Of course, our experiment focused on only one particular aspect of the pledge and review mechanism, namely its potential to change behavior under perfect information about players’ contributions. Whether the pledge and review mechanism adopted in Paris will turn out to be effective may also depend on factors we did not consider in our experiment, such as transparency, public attention, and comparability. However, it is not obvious that a consideration of other factors will favor cooperation. Unlike in our experiment, the pledges submitted by countries in the run-up to Paris were expressed in different terms (total emissions, emissions intensity, emissions relative to business as usual, emissions with or without international offsets, and so on), making it difficult to know whether similar countries are pledging to make similar sacrifices (Aldy and Pizer 2014). Also, countries may be more interested in a country’s effort, which is imperfectly correlated with its emissions, whereas in our experiment effort and contributions are equivalent. Cooperation by more than five countries will be needed to stabilize atmospheric concentrations of greenhouse gases, and free rider incentives generally increase with group size. Finally, efforts by a subset of countries to limit emissions may be further undermined by “globalization.” For example, should only a sub-group of countries limits its emissions, market prices, including energy prices, will change, causing production of greenhouse gas intensive goods to shift towards the countries that do not limit their emissions. Similarly, the drop in fossil fuel prices brought about by a sub-group’s efforts to limit emissions may increase the amount of fossil fuels consumed by other countries. Both of these responses lead to “leakage” (Felder and Rutherford 1993). Future research may show how a pledge and review mechanism fares under these alternative conditions.

We find that the pledge and review process may lead to small increases in contributions, and we find no evidence that it is harmful to cooperation. Other kinds of non-binding institutions have been found to undermine cooperation by adding another source of frustration to the game (Dannenberg 2016). The implication of our research is thus not that the pledge and review mechanism should be replaced, but that it should be combined with other measures.
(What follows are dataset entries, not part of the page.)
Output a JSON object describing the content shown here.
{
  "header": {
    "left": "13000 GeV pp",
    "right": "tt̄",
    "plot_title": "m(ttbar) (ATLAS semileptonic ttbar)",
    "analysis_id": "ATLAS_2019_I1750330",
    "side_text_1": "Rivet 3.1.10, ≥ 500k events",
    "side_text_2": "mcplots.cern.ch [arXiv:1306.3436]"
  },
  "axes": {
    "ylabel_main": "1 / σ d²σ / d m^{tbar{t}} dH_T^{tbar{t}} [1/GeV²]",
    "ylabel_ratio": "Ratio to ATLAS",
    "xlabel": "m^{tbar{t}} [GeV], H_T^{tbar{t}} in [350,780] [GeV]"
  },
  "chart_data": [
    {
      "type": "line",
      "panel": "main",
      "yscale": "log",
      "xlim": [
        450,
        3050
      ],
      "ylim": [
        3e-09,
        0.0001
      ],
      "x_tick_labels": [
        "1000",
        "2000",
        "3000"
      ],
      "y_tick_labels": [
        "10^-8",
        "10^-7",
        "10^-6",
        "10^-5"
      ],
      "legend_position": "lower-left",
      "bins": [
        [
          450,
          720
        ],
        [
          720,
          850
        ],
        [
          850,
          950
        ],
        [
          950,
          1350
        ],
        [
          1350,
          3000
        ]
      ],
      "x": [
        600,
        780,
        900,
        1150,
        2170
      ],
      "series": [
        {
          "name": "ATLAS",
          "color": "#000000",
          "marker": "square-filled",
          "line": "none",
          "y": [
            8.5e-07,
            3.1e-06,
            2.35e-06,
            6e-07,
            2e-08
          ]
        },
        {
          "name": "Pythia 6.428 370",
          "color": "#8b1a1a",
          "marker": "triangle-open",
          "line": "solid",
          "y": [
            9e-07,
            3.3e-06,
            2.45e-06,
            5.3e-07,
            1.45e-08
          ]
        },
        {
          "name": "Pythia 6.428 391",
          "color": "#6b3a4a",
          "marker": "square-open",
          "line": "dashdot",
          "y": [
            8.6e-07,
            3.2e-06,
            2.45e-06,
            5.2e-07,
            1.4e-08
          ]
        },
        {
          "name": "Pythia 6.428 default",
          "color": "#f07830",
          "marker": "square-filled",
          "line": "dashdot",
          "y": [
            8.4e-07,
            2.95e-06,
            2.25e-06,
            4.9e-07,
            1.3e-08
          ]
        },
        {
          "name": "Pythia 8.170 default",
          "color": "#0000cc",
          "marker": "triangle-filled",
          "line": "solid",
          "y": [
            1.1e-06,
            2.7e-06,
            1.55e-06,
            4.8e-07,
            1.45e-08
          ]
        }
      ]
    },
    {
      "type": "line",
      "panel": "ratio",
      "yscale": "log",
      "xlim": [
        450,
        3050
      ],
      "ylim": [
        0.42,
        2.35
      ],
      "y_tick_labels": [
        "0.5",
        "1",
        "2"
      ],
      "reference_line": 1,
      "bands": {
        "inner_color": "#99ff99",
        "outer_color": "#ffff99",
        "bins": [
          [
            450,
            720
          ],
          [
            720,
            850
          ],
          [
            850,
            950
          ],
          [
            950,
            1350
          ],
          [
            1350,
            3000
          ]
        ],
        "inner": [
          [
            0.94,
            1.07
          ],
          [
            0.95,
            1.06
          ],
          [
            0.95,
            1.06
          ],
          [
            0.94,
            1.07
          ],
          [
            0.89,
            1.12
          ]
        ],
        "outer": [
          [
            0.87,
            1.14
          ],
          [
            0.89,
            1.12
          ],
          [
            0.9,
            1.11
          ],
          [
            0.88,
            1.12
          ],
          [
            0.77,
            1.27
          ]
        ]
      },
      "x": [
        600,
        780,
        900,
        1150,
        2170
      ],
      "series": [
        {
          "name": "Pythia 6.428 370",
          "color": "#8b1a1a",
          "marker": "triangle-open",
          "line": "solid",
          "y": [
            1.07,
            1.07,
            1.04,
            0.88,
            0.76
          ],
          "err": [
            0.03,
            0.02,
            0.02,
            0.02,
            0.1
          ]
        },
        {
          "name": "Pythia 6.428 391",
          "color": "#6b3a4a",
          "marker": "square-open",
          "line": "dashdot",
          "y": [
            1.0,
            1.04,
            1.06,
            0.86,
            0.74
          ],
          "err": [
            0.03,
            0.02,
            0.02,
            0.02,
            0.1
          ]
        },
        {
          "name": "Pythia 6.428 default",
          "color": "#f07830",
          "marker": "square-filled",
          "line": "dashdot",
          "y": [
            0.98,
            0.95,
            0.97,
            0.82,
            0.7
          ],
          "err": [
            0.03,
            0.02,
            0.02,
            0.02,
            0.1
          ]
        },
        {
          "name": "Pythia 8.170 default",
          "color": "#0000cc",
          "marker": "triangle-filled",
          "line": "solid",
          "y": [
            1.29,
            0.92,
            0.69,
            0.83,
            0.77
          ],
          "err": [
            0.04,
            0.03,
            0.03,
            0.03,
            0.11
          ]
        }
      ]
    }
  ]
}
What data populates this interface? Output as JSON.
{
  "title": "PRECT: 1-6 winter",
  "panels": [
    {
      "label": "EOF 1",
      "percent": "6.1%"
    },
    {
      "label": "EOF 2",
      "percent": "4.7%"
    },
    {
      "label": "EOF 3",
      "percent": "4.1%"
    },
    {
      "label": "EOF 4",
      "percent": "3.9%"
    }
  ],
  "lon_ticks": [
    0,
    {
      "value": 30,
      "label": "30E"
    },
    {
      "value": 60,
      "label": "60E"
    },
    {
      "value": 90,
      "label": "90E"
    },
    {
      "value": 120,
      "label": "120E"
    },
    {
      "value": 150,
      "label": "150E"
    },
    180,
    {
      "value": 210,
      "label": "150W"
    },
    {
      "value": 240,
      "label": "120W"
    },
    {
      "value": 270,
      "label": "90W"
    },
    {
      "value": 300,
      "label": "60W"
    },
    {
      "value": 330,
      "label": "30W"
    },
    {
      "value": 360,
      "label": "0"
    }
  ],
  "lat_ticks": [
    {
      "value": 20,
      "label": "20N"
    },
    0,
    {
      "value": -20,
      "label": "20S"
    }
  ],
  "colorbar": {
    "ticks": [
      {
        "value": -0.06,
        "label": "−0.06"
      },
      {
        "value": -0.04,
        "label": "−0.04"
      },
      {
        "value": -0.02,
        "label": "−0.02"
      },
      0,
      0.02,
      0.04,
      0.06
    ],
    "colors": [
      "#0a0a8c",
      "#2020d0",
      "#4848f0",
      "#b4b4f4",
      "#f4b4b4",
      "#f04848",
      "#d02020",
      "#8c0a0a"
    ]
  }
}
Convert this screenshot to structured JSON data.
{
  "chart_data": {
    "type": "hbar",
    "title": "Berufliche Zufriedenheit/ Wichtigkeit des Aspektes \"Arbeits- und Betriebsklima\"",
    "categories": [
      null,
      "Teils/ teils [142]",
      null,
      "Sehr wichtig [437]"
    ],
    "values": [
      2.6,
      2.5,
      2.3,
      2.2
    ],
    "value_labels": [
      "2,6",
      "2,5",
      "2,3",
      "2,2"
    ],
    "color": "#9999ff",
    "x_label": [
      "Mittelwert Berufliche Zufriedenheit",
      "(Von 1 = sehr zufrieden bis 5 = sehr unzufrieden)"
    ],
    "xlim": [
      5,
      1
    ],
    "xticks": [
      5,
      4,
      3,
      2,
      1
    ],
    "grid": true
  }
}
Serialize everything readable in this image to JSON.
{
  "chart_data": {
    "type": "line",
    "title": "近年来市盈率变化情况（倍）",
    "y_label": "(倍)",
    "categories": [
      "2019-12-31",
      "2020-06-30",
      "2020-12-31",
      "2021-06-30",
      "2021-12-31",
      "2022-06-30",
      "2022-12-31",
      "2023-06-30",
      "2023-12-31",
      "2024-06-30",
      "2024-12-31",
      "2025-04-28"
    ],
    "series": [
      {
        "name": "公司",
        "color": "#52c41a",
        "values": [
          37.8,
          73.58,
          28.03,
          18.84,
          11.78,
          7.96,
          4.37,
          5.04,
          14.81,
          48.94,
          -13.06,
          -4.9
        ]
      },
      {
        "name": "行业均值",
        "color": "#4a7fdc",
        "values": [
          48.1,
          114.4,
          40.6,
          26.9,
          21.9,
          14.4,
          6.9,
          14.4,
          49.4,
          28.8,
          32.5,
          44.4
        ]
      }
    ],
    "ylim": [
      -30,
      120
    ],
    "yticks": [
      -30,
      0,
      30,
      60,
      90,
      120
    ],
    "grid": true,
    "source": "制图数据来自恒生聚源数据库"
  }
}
Our results for “successful” and “unsuccessful” groups might seem to suggest that conditional cooperators would do better by shunning the “free riders” and forming a “club” of their own—a group of likeminded countries that can deny non-members the benefits of the club members’ actions (Keohane and Victor 2011). However, emission reductions are a global public good, and no country can be excluded from benefiting from the emission reductions achieved by club members. To limit climate change, clubs must therefore focus on something like cooperation in the development of a new technology or special trade arrangements—and then leverage the supply of this “good” for the purpose of getting all countries to limit emissions (Nordhaus 2015). A related but somewhat different approach emphasizes the need for agreements to focus on choices involving individual gases and sectors that facilitate coordination, with conditional cooperators offering a combination of sticks and carrots to broaden participation and increase contributions (Barrett 2003). As our experiment shows that it would be imprudent to solely rely on a review process to change the behavior of free riders, these approaches deserve more serious consideration. The priority, we believe, should be to develop coordination agreements, including the effort already underway to negotiate an amendment to limit HFCs in the Montreal Protocol, as these would be complementary to the Paris Agreement.